Впрочем, эти вспышки гнева бывали и более сдержанными: «От всего услышанного, - пишет Шпеер, - Гитлер разнервничался, настроение его явно испортилось. И хотя он не сказал ни слова, это было заметно по тому, как он судорожно сжимает и разжимает кулаки, грызет ногти. Чувствовалось, что в нем нарастает внутреннее напряжение…

Гитлер больше не владел собой. Его лицо покрылось пятнами, он уставился невидящими глазами куда-то в пустоту и заорал во все горло: «Проведение каких-либо оперативных мероприятий является исключительно моей прерогативой! Вас это никак не касается! Ваше дело - производство вооружения, вот и занимайтесь им!»… Фюрер окончательно утратил самообладание, речь его была сбивчива, он буквально захлебывался в потоке слов». Несколько ранее в своих мемуарах министр вооружения писал: «Я вдруг услышал нечленораздельный, почти звериный вопль».

Конечно, деятельность фюрера нации требовала и деловой обстановки для принятия жизненно важных решений на совещаниях со своими соратниками. Генри Пиккер пишет по этому поводу: «В этих совещаниях, проводившихся в рабочем бомбоубежище в саду имперской канцелярии, всегда принимало участие большое количество людей, многим из которых фактически там нечего было делать… В небольшом помещении присутствующие с трудом могли найти себе место. Стеснившись, они стояли вокруг стола с оперативной картой, за которой сидел Гитлер и несколько поодаль стенографистки.

Постоянное хождение и ведшиеся в задних рядах вполголоса разговоры часто мешали работе, но Гитлер обычно не возражал против этого. Заслушав доклады, он сообщал свои решения относительно следующего дня. При этом он лишь иногда прислушивался к предложениям генералов. Как правило, еще до начала оперативного совещания у него уже было сложившееся мнение».

Подобную обстановку описывает и уже цитировавшийся Шпеер: «Из-за присутствия большого количества людей в сравнительно маленьком помещении всегда был спертый воздух, из-за которого я - как и многие другие участники совещания - очень быстро уставал… Своим собеседникам Гитлер обычно не давал даже слова сказать и удачно избегал обсуждения спорных вопросов.

…Все решения были уже предопределены заранее. Гитлер всегда соглашался вносить в свои планы только незначительные изменения. «Гения, - утверждал Гитлер, - может распознать только гений…»

Нет смысла продолжать описание делового стиля фюрера немецкой нации, и неискушенный читатель вправе ожидать нечто подобное от Сталина, тоже проводившего множество встреч в своем кремлевском кабинете.

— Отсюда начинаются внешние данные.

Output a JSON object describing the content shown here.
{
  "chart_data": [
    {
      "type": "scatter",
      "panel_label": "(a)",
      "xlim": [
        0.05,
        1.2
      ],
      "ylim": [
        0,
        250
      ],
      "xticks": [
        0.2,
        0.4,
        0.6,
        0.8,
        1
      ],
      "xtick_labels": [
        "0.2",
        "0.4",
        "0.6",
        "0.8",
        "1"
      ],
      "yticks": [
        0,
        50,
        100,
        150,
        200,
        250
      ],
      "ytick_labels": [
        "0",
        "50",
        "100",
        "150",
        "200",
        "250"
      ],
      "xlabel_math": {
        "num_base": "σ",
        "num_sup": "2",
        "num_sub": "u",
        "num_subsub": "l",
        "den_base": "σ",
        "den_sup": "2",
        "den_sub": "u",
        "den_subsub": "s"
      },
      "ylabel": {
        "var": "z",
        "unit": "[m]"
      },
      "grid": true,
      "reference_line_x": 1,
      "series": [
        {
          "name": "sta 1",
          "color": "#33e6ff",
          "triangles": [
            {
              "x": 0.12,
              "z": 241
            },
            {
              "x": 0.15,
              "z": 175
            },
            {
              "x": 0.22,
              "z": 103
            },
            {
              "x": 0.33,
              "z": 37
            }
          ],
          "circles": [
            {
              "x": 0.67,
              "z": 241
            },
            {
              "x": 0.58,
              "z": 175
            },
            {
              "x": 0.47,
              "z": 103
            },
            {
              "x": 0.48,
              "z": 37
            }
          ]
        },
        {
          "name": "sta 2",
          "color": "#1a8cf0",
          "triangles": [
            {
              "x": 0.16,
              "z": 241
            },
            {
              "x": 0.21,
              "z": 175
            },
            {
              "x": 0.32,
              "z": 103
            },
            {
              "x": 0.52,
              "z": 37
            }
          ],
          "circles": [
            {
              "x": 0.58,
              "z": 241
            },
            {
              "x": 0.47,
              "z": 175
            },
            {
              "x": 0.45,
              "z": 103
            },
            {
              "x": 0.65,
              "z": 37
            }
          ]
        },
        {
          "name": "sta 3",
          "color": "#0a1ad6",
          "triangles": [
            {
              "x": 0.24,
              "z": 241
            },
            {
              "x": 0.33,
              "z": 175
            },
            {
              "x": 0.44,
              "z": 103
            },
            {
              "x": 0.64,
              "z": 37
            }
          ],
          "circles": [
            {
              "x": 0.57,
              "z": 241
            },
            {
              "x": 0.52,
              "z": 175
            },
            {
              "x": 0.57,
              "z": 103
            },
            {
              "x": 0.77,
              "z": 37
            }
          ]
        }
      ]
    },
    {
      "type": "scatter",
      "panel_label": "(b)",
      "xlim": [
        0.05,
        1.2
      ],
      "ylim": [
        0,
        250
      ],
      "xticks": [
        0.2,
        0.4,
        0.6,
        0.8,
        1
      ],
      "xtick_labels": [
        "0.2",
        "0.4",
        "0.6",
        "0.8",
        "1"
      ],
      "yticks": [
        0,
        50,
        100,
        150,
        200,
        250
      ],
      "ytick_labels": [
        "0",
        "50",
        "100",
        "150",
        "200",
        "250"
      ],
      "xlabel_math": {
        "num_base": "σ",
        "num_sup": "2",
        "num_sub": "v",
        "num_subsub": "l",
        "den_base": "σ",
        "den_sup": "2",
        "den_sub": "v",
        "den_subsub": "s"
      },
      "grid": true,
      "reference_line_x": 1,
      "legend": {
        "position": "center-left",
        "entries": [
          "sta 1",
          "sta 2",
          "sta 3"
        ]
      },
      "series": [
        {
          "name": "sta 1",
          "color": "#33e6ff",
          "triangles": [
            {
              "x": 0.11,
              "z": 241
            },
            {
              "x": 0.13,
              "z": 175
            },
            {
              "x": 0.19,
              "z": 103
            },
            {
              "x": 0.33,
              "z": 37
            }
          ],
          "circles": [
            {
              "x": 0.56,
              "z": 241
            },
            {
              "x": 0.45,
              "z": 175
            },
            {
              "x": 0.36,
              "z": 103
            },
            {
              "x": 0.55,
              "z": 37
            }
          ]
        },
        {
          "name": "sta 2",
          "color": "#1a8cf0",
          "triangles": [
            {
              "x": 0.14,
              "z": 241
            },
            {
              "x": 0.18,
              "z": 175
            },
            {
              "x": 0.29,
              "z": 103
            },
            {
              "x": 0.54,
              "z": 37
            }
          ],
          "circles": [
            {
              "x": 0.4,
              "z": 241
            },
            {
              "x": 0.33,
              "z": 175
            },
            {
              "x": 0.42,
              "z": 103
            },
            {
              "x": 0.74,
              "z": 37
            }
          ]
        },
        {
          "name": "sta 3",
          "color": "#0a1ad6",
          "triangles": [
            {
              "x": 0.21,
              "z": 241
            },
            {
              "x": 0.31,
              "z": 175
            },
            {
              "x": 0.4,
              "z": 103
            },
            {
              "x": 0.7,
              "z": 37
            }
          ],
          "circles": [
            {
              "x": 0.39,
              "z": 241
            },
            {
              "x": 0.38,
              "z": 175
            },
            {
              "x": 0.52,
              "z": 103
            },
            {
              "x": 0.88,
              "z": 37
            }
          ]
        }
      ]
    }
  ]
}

Здесь, в кабинете вождя, решались все основные вопросы, касавшиеся политических, экономических, хозяйственных, оборонных и других проблем страны. Совещания с большим числом приглашенных участников проходили в Свердловском зале Кремлевского дворца. 19 декабря 1938 года там состоялось заседание Главного военно-морского совета.